Riak CS Compared To Atmos

The purpose of this comparison is not to serve as an introduction to Riak CS and EMC Atmos, or their commonalities, but rather to enumerate interesting differences between the two systems. This document is intended for those who already have a basic understanding of both systems.

If you feel that this comparison is unfair to either of these technologies, please submit an issue on GitHub or send an email to docs@riak.com.

Feature/Capability Comparison

The table below gives a high-level comparison of Riak CS and Atmos features and capabilities. For low-level details, please refer to the Riak CS and Atmos docs.

Feature/Capability Riak Atmos
Interfaces Riak CS offers an S3-compatible interface that can be used with existing S3 clients and libraries. Atmos offers a REST and SOAP API, an S3-compatible API, and an Atmos SDK as well as interfaces to traditional storage solutions, including NFS/CIF and CAS.
Availability and Architecture for Reads/Writes On write, Riak CS breaks large objects into blocks. Riak CS distributes data across physical machines using consistent hashing and replicates objects a default of 3 times in the underlying Riak storage system. A manifest is maintained for each object that points to which blocks comprise the object. The manifest is used to retrieve all blocks and present them to a client on read.
Riak CS is a masterless system in that any node can receive and route client requests, making it highly resilient to failure conditions like network partition and hardware failure. Riak uses a request serializer for globally unique entities like users and buckets. This request serializer runs on a single node and in the event of failure, a portion of write operations (specifically, creating new buckets and users) will be unavailable until service is restored.
In Riak, by default, objects (including their manifests) are replicated 3 times in the underlying system. Riak can also be configured to store more replicas in a given site.
EMC Atmos stores objects and their metadata separately.
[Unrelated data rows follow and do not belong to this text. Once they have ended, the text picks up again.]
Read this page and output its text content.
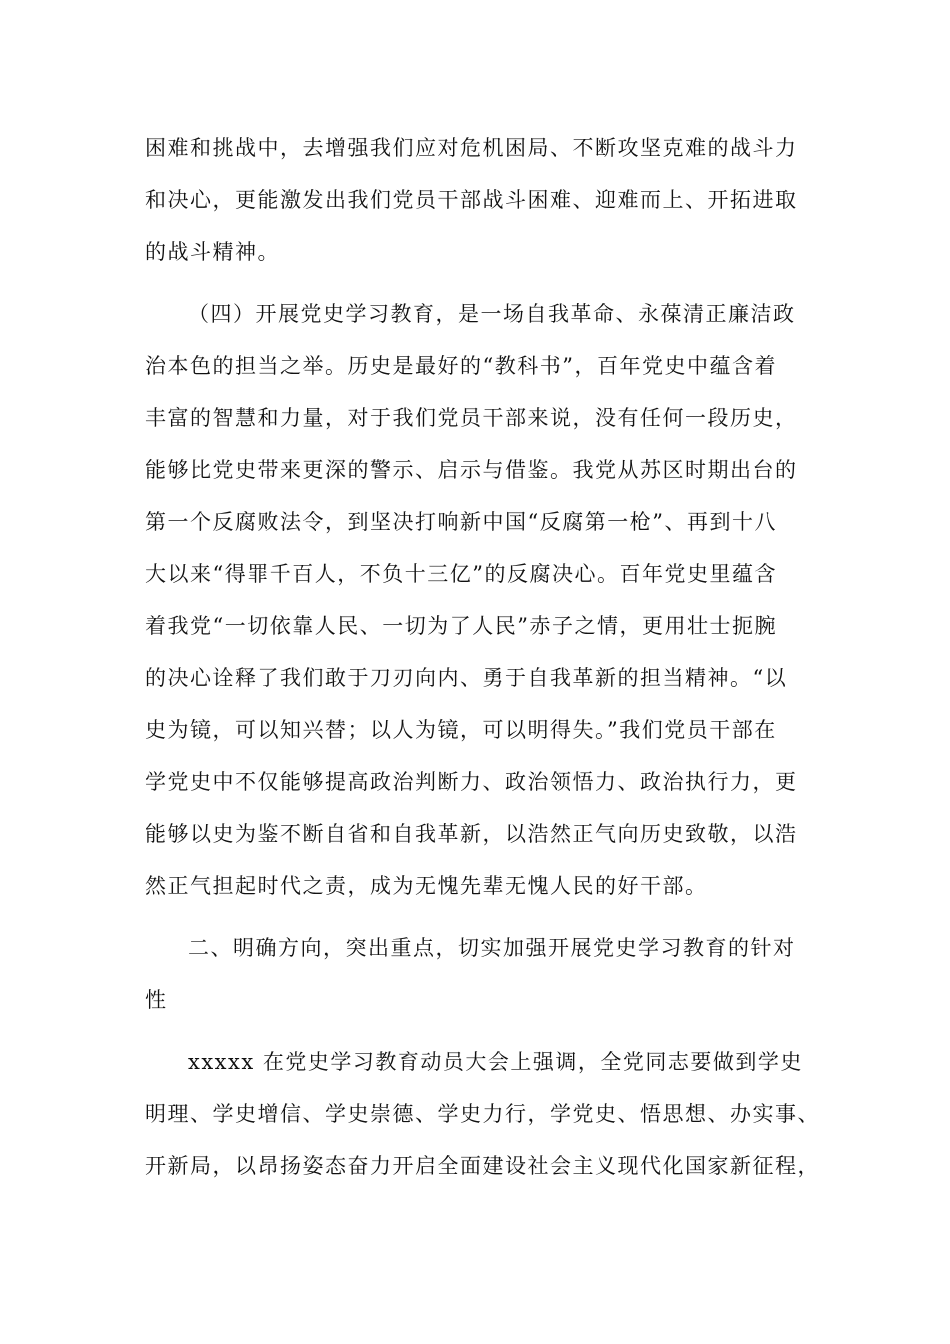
困难和挑战中，去增强我们应对危机困局、不断攻坚克难的战斗力
和决心，更能激发出我们党员干部战斗困难、迎难而上、开拓进取
的战斗精神。
（四）开展党史学习教育，是一场自我革命、永葆清正廉洁政
治本色的担当之举。历史是最好的“教科书”，百年党史中蕴含着
丰富的智慧和力量，对于我们党员干部来说，没有任何一段历史，
能够比党史带来更深的警示、启示与借鉴。我党从苏区时期出台的
第一个反腐败法令，到坚决打响新中国“反腐第一枪”、再到十八
大以来“得罪千百人，不负十三亿”的反腐决心。百年党史里蕴含
着我党“一切依靠人民、一切为了人民”赤子之情，更用壮士扼腕
的决心诠释了我们敢于刀刃向内、勇于自我革新的担当精神。“以
史为镜，可以知兴替；以人为镜，可以明得失。”我们党员干部在
学党史中不仅能够提高政治判断力、政治领悟力、政治执行力，更
能够以史为鉴不断自省和自我革新，以浩然正气向历史致敬，以浩
然正气担起时代之责，成为无愧先辈无愧人民的好干部。
二、明确方向，突出重点，切实加强开展党史学习教育的针对
性
xxxxx 在党史学习教育动员大会上强调，全党同志要做到学史
明理、学史增信、学史崇德、学史力行，学党史、悟思想、办实事、
开新局，以昂扬姿态奋力开启全面建设社会主义现代化国家新征程，
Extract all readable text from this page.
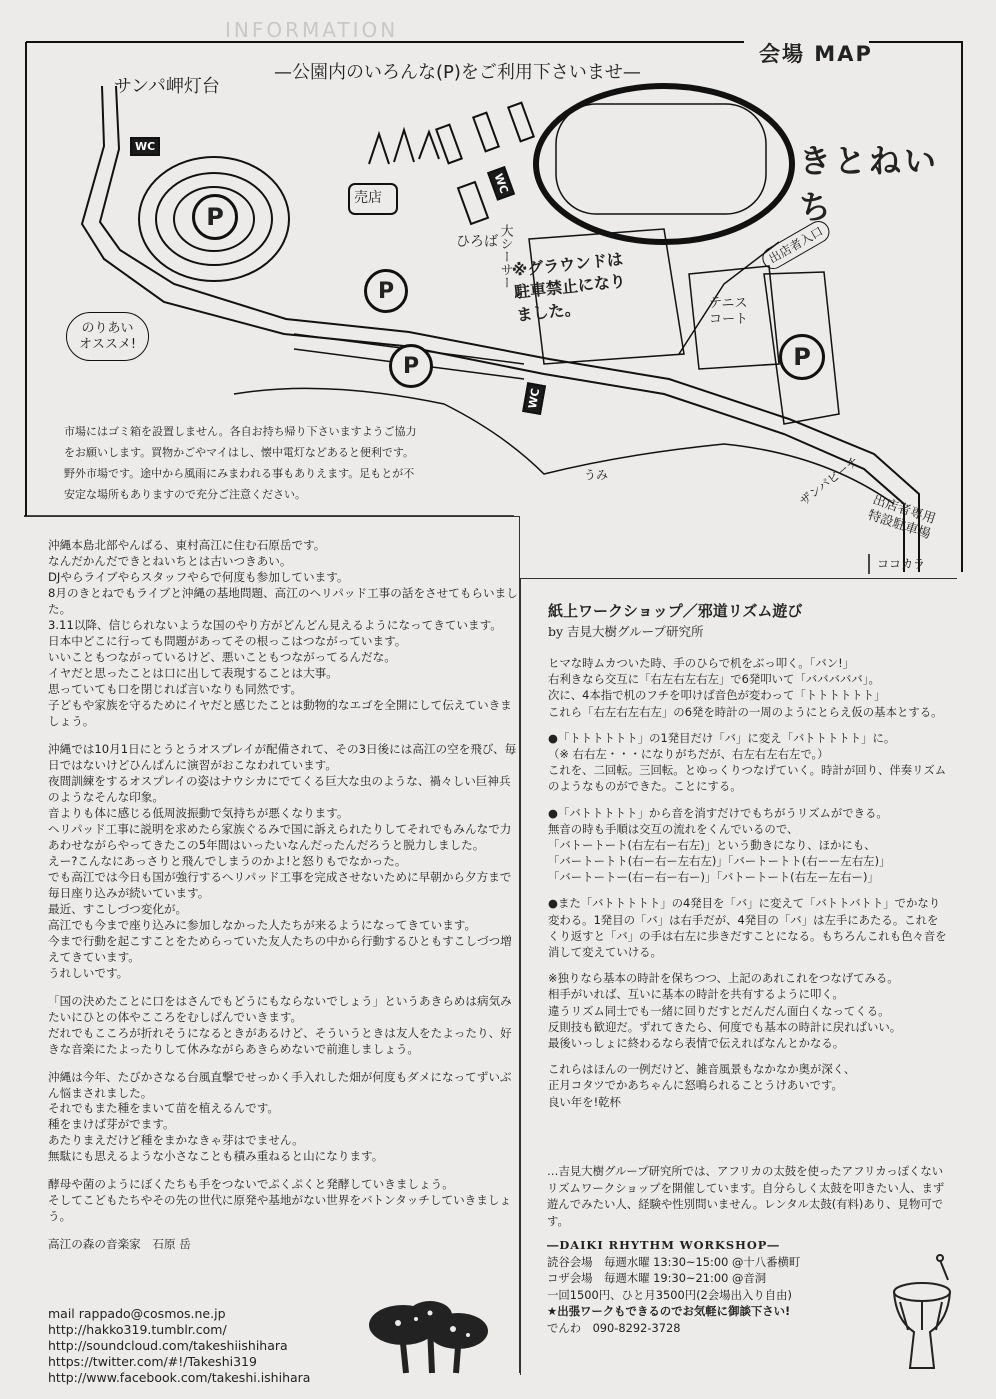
INFORMATION
会場 MAP
—公園内のいろんな(P)をご利用下さいませ—
サンパ岬灯台
きとねいち
※グラウンドは
駐車禁止になり
ました。
売店
ひろば 大シーサー
テニスコート
出店者入口
うみ	ザンパビーチ
のりあい
オススメ!
出店者専用
特設駐車場
ココカラ
P
P
P	P
WC
WC
WC
市場にはゴミ箱を設置しません。各自お持ち帰り下さいますようご協力をお願いします。買物かごやマイはし、懐中電灯などあると便利です。野外市場です。途中から風雨にみまわれる事もありえます。足もとが不安定な場所もありますので充分ご注意ください。

沖縄本島北部やんばる、東村高江に住む石原岳です。
なんだかんだできとねいちとは古いつきあい。
DJやらライブやらスタッフやらで何度も参加しています。
8月のきとねでもライブと沖縄の基地問題、高江のヘリパッド工事の話をさせてもらいました。
3.11以降、信じられないような国のやり方がどんどん見えるようになってきています。
日本中どこに行っても問題があってその根っこはつながっています。
いいこともつながっているけど、悪いこともつながってるんだな。
イヤだと思ったことは口に出して表現することは大事。
思っていても口を閉じれば言いなりも同然です。
子どもや家族を守るためにイヤだと感じたことは動物的なエゴを全開にして伝えていきましょう。

沖縄では10月1日にとうとうオスプレイが配備されて、その3日後には高江の空を飛び、毎日ではないけどひんぱんに演習がおこなわれています。
夜間訓練をするオスプレイの姿はナウシカにでてくる巨大な虫のような、禍々しい巨神兵のようなそんな印象。
音よりも体に感じる低周波振動で気持ちが悪くなります。
ヘリパッド工事に説明を求めたら家族ぐるみで国に訴えられたりしてそれでもみんなで力あわせながらやってきたこの5年間はいったいなんだったんだろうと脱力しました。
えー?こんなにあっさりと飛んでしまうのかよ!と怒りもでなかった。
でも高江では今日も国が強行するヘリパッド工事を完成させないために早朝から夕方まで毎日座り込みが続いています。
最近、すこしづつ変化が。
高江でも今まで座り込みに参加しなかった人たちが来るようになってきています。
今まで行動を起こすことをためらっていた友人たちの中から行動するひともすこしづつ増えてきています。
うれしいです。

「国の決めたことに口をはさんでもどうにもならないでしょう」というあきらめは病気みたいにひとの体やこころをむしばんでいきます。
だれでもこころが折れそうになるときがあるけど、そういうときは友人をたよったり、好きな音楽にたよったりして休みながらあきらめないで前進しましょう。

沖縄は今年、たびかさなる台風直撃でせっかく手入れした畑が何度もダメになってずいぶん悩まされました。
それでもまた種をまいて苗を植えるんです。
種をまけば芽がでます。
あたりまえだけど種をまかなきゃ芽はでません。
無駄にも思えるような小さなことも積み重ねると山になります。

酵母や菌のようにぼくたちも手をつないでぷくぷくと発酵していきましょう。
そしてこどもたちやその先の世代に原発や基地がない世界をバトンタッチしていきましょう。

高江の森の音楽家　石原 岳

mail rappado@cosmos.ne.jp
http://hakko319.tumblr.com/
http://soundcloud.com/takeshiishihara
https://twitter.com/#!/Takeshi319
http://www.facebook.com/takeshi.ishihara
紙上ワークショップ／邪道リズム遊び
by 吉見大樹グループ研究所

ヒマな時ムカついた時、手のひらで机をぶっ叩く。「バン!」
右利きなら交互に「右左右左右左」で6発叩いて「バババババ」。
次に、4本指で机のフチを叩けば音色が変わって「トトトトトト」
これら「右左右左右左」の6発を時計の一周のようにとらえ仮の基本とする。

●「トトトトトト」の1発目だけ「バ」に変え「バトトトトト」に。
（※ 右右左・・・になりがちだが、右左右左右左で。）
これを、二回転。三回転。とゆっくりつなげていく。時計が回り、伴奏リズムのようなものができた。ことにする。

●「バトトトトト」から音を消すだけでもちがうリズムができる。
無音の時も手順は交互の流れをくんでいるので、
「バトートート(右左右ー右左)」という動きになり、ほかにも、
「バートートト(右ー右ー左右左)」「バートートト(右ーー左右左)」
「バートートー(右ー右ー右ー)」「バトートート(右左ー左右ー)」

●また「バトトトトト」の4発目を「バ」に変えて「バトトバトト」でかなり変わる。1発目の「バ」は右手だが、4発目の「バ」は左手にあたる。これをくり返すと「バ」の手は右左に歩きだすことになる。もちろんこれも色々音を消して変えていける。

※独りなら基本の時計を保ちつつ、上記のあれこれをつなげてみる。
相手がいれば、互いに基本の時計を共有するように叩く。
違うリズム同士でも一緒に回りだすとだんだん面白くなってくる。
反則技も歓迎だ。ずれてきたら、何度でも基本の時計に戻ればいい。
最後いっしょに終わるなら表情で伝えればなんとかなる。

これらはほんの一例だけど、雑音風景もなかなか奥が深く、
正月コタツでかあちゃんに怒鳴られることうけあいです。
良い年を!乾杯

…吉見大樹グループ研究所では、アフリカの太鼓を使ったアフリカっぽくないリズムワークショップを開催しています。自分らしく太鼓を叩きたい人、まず遊んでみたい人、経験や性別問いません。レンタル太鼓(有料)あり、見物可です。

―DAIKI RHYTHM WORKSHOP―
読谷会場　毎週水曜 13:30~15:00 @十八番横町
コザ会場　毎週木曜 19:30~21:00 @音洞
一回1500円、ひと月3500円(2会場出入り自由)
★出張ワークもできるのでお気軽に御談下さい!
でんわ　090-8292-3728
The Metadata Service is responsible for storing all of an object's metadata, including policy and user-defined data, and for providing the object layout which is required for both writes and reads to the underlying storage service. On read, the client will connect with a Resource Management Service to talk to a Metadata Location Service, which then locates the correct Metadata Service for the object.
The Metadata Location Service, responsible for finding a local Metadata Service on read, is deployed on two nodes of the first rack in an EMC Atmos implementation. The Metadata Service itself is a master/slave system with a primary and secondary node. The use of a master/slave architecture for metadata services that are required for reads and writes may compromise availability in the event of hardware failure or network partition. Additionally, Atmos stores only two copies of the metadata for an object at a site, which may also cause availability problems in certain failure conditions.
Users and Multitenancy Riak exposes multitenancy using S3 conventions for user provisioning and management. Administrators can create users which are then able to authenticate, create buckets, upload and download data, retrieve account information and other user privileges. EMC Atmos implements a more complex tenant scheme. Atmos recommends implementing 1-2 tenants in a system and using multiple sub-tenants underneath each tenant. The number of tenants is limited to the number of physical nodes, as front-end nodes are assigned to a specific tenant for client access. Configuring tenants and subtenants may be operationally complex, while assigning specific tenants to specific front-end nodes may cause end-user availability issues in the event of node failure.
Hardware Riak CS ships as software and can be installed from source or with packages, including Ubuntu and CentOS. There is no hardware lock-in to specific vendors, and Riak CS is designed to be run on commodity hardware so that enterprises can achieve economies of scale. EMC Atmos can be deployed as a software/hardware bundle on Atmos Hardware or as a virtual edition deployed on a VMware-certified third-party storage system.
Multi-Datacenter Replication For multi-site replication in Riak CS, global information for users, bucket information, and manifests are streamed in real time from a primary implementation to a secondary site, so that global state is maintained across locations. Objects can then be replicated in either fullsync or realtime sync mode. The secondary site will replicate the object as in normal operations. Additional datacenters can be added in order to create availability zones or additional data redundancy and locality. Riak CS can also be configured for bi-directional replication. In EMC Atmos, object replication to secondary sites is done via synchronous or asynchronous replication configured by policies. These policies are implemented as part of the Metadata Service. A read-only copy of the metadata is maintained at secondary sites.